Sorry if this kind of question is atypical for this forum. I'm trying to understand the physical concepts involved in my chemistry class.

My homework is covering lattice enthalpy, and to get the lattice enthalpy of an ionic compound using the Born-Haber Cycle:

Homework Equations

lattice enthalpy = -(enthalpy of formation of ionic compound) + heat of atomization of the elemental components + enthalpy of ionization of the cation - electron affinity of the anion

The Attempt at a Solution

In the examples that the book gives, it uses the heat of formation values to replace the heat of atomization values. I vaguely understand what heat of formation is, but not in a way that would suggest that it should be equal to the value of heat of atomization.

Is:
heat of atomization = - heat of formation
but for some double negative that exists beneath the lattice equation that I don't see? Is my textbook wrong?


Could anyone help to explain heat of formation as it relates to heat of atomization?
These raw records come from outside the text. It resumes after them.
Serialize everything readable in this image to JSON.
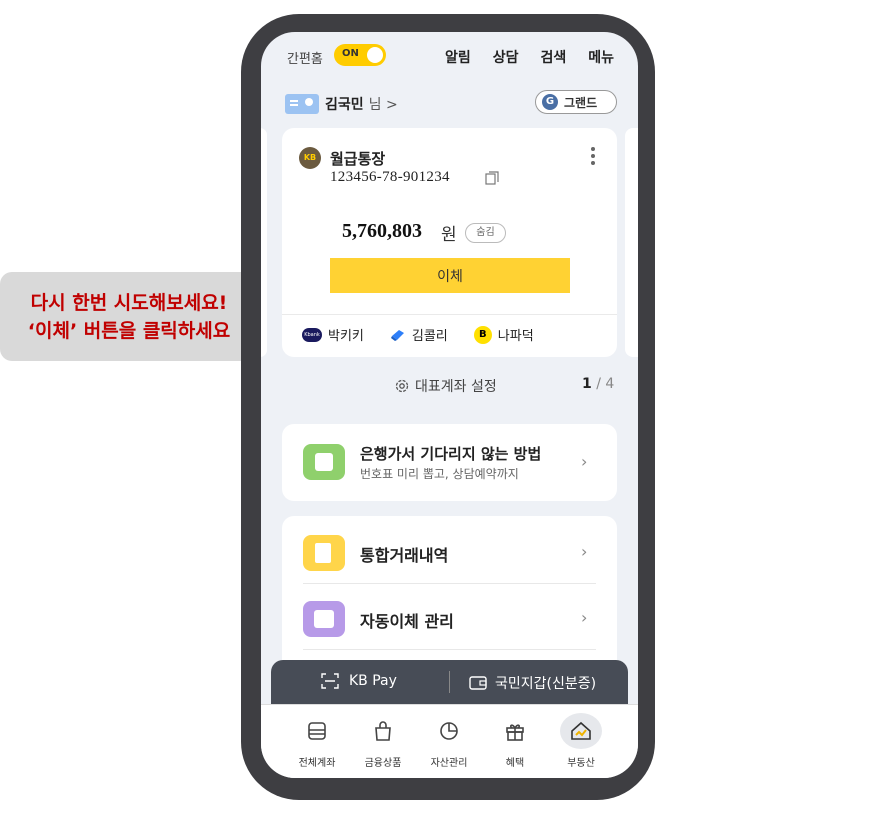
{
  "tooltip": {
    "line1": "다시 한번 시도해보세요!",
    "line2": "‘이체’ 버튼을 클릭하세요"
  },
  "topbar": {
    "simple_home_label": "간편홈",
    "toggle_label": "ON",
    "nav": [
      "알림",
      "상담",
      "검색",
      "메뉴"
    ]
  },
  "user": {
    "name": "김국민",
    "suffix": "님 >",
    "grand_label": "그랜드",
    "grand_icon_letter": "G"
  },
  "account": {
    "name": "월급통장",
    "number": "123456-78-901234",
    "balance": "5,760,803",
    "currency": "원",
    "hide_label": "숨김",
    "transfer_label": "이체",
    "logo_text": "KB",
    "quick": [
      {
        "label": "박키키",
        "icon": "kbank-icon",
        "icon_text": "Kbank"
      },
      {
        "label": "김콜리",
        "icon": "toss-icon",
        "icon_text": ""
      },
      {
        "label": "나파덕",
        "icon": "kakaobank-icon",
        "icon_text": "B"
      }
    ]
  },
  "settings": {
    "label": "대표계좌 설정",
    "page_current": "1",
    "page_total": "/ 4"
  },
  "bank_banner": {
    "title": "은행가서 기다리지 않는 방법",
    "subtitle": "번호표 미리 뽑고, 상담예약까지"
  },
  "menu": [
    {
      "label": "통합거래내역",
      "icon": "receipt-icon"
    },
    {
      "label": "자동이체 관리",
      "icon": "calendar-check-icon"
    }
  ],
  "paybar": {
    "kbpay_label": "KB Pay",
    "wallet_label": "국민지갑(신분증)"
  },
  "bottomnav": [
    {
      "label": "전체계좌",
      "icon": "account-list-icon"
    },
    {
      "label": "금융상품",
      "icon": "shopping-bag-icon"
    },
    {
      "label": "자산관리",
      "icon": "pie-chart-icon"
    },
    {
      "label": "혜택",
      "icon": "gift-icon"
    },
    {
      "label": "부동산",
      "icon": "house-icon"
    }
  ],
  "colors": {
    "accent": "#ffd233",
    "tooltip_text": "#c00000",
    "phone_frame": "#3e3e42",
    "screen_bg": "#eef1f6"
  }
}
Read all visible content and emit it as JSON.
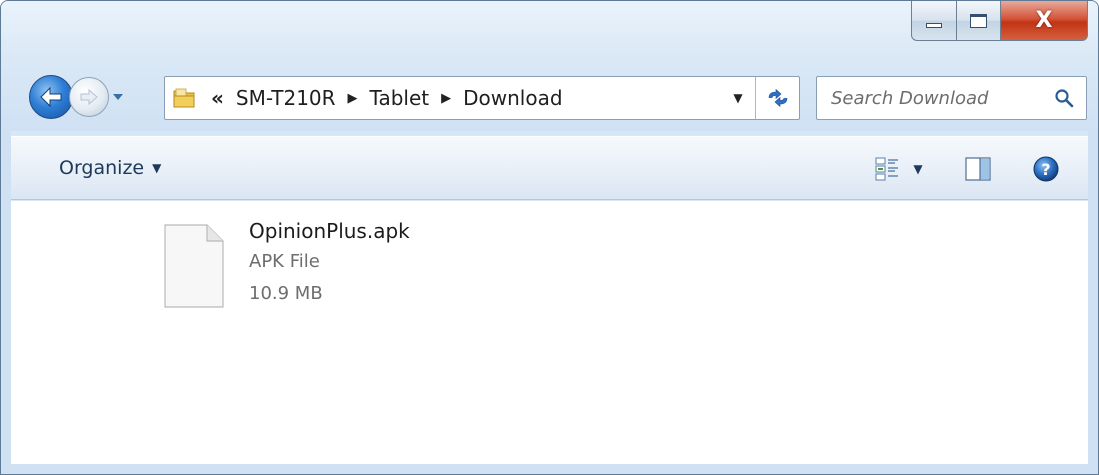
{
  "window": {
    "caption_buttons": {
      "minimize_icon": "minimize-icon",
      "maximize_icon": "maximize-icon",
      "close_glyph": "X"
    }
  },
  "navigation": {
    "back_icon": "back-arrow-icon",
    "forward_icon": "forward-arrow-icon",
    "history_icon": "chevron-down-icon"
  },
  "address_bar": {
    "overflow": "«",
    "breadcrumbs": [
      "SM-T210R",
      "Tablet",
      "Download"
    ],
    "separator": "▶",
    "dropdown_glyph": "▼",
    "refresh_icon": "refresh-icon"
  },
  "search": {
    "placeholder": "Search Download",
    "icon": "search-icon"
  },
  "toolbar": {
    "organize_label": "Organize",
    "organize_arrow": "▼",
    "view_arrow": "▼",
    "view_icon": "change-view-icon",
    "preview_pane_icon": "preview-pane-icon",
    "help_icon": "help-icon"
  },
  "files": [
    {
      "name": "OpinionPlus.apk",
      "type": "APK File",
      "size": "10.9 MB",
      "icon": "generic-file-icon"
    }
  ]
}
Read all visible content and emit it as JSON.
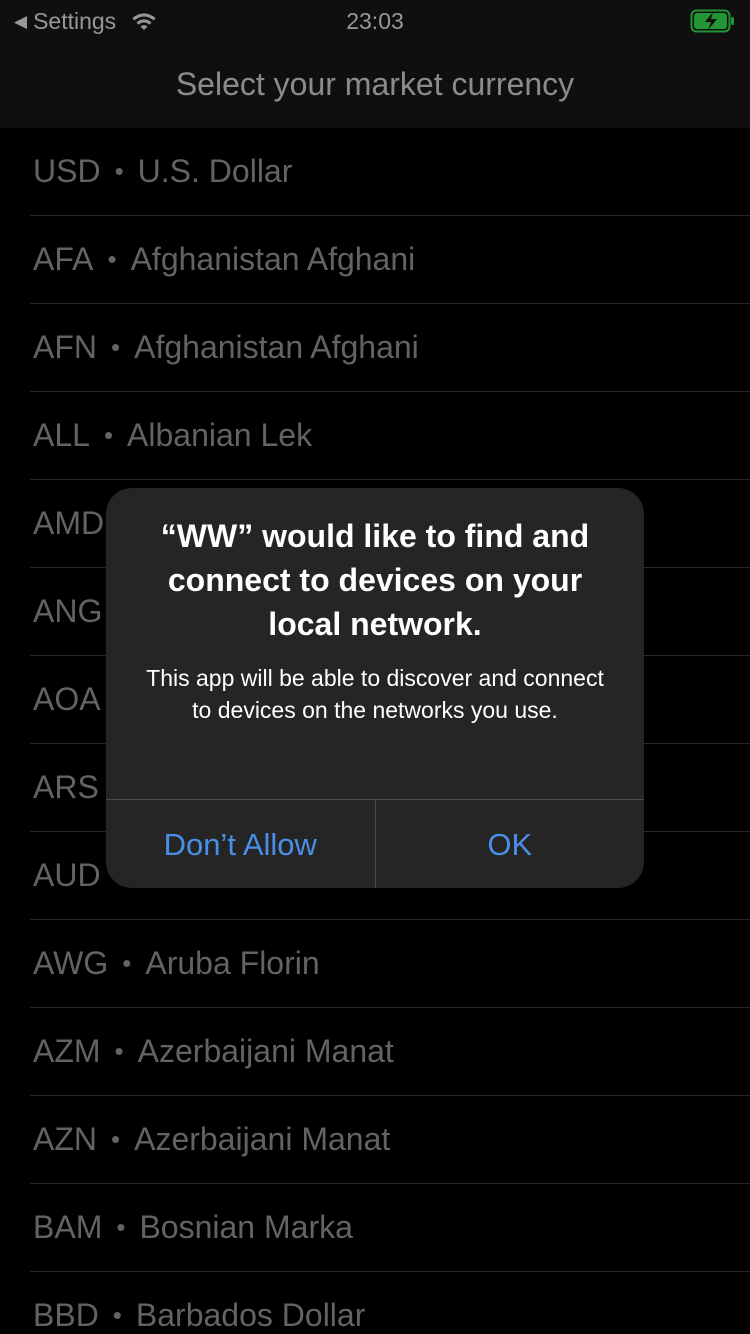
{
  "status_bar": {
    "back_label": "Settings",
    "time": "23:03",
    "battery_color": "#32d74b"
  },
  "nav": {
    "title": "Select your market currency"
  },
  "currencies": [
    {
      "code": "USD",
      "name": "U.S. Dollar"
    },
    {
      "code": "AFA",
      "name": "Afghanistan Afghani"
    },
    {
      "code": "AFN",
      "name": "Afghanistan Afghani"
    },
    {
      "code": "ALL",
      "name": "Albanian Lek"
    },
    {
      "code": "AMD",
      "name": ""
    },
    {
      "code": "ANG",
      "name": ""
    },
    {
      "code": "AOA",
      "name": ""
    },
    {
      "code": "ARS",
      "name": ""
    },
    {
      "code": "AUD",
      "name": ""
    },
    {
      "code": "AWG",
      "name": "Aruba Florin"
    },
    {
      "code": "AZM",
      "name": "Azerbaijani Manat"
    },
    {
      "code": "AZN",
      "name": "Azerbaijani Manat"
    },
    {
      "code": "BAM",
      "name": "Bosnian Marka"
    },
    {
      "code": "BBD",
      "name": "Barbados Dollar"
    }
  ],
  "alert": {
    "title": "“WW” would like to find and connect to devices on your local network.",
    "message": "This app will be able to discover and connect to devices on the networks you use.",
    "deny_label": "Don’t Allow",
    "ok_label": "OK",
    "button_color": "#4a8fe7"
  },
  "icons": {
    "back": "back-triangle-icon",
    "wifi": "wifi-icon",
    "battery": "battery-charging-icon"
  }
}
I'm not really sure if the author of my text or my professor understands why they are equal in this equation. "Standard state" also seems to constantly come up in the text while the examples all suggest that we should ignore the difference in effects from all other "states" as it were. As a physics major that makes me very uncomfortable.

 

[neolayman]

I've continued on in the chapter, but I still feel as though I'm learning like a parrot and not getting the concepts clearly enough. If my first post here was too confusing to understand, please let me know. The simple form of my question is as follows:

Why does enthalpy of atomization = enthalpy of formation?

 

[Borek]

As far as I can tell - it doesn't. But it is hard to say what they mean without analyzing whole text.

Perhaps try to read about BH cycle in other places (plenty of lecture notes on the web), once you will feel comfortable with the idea it may click.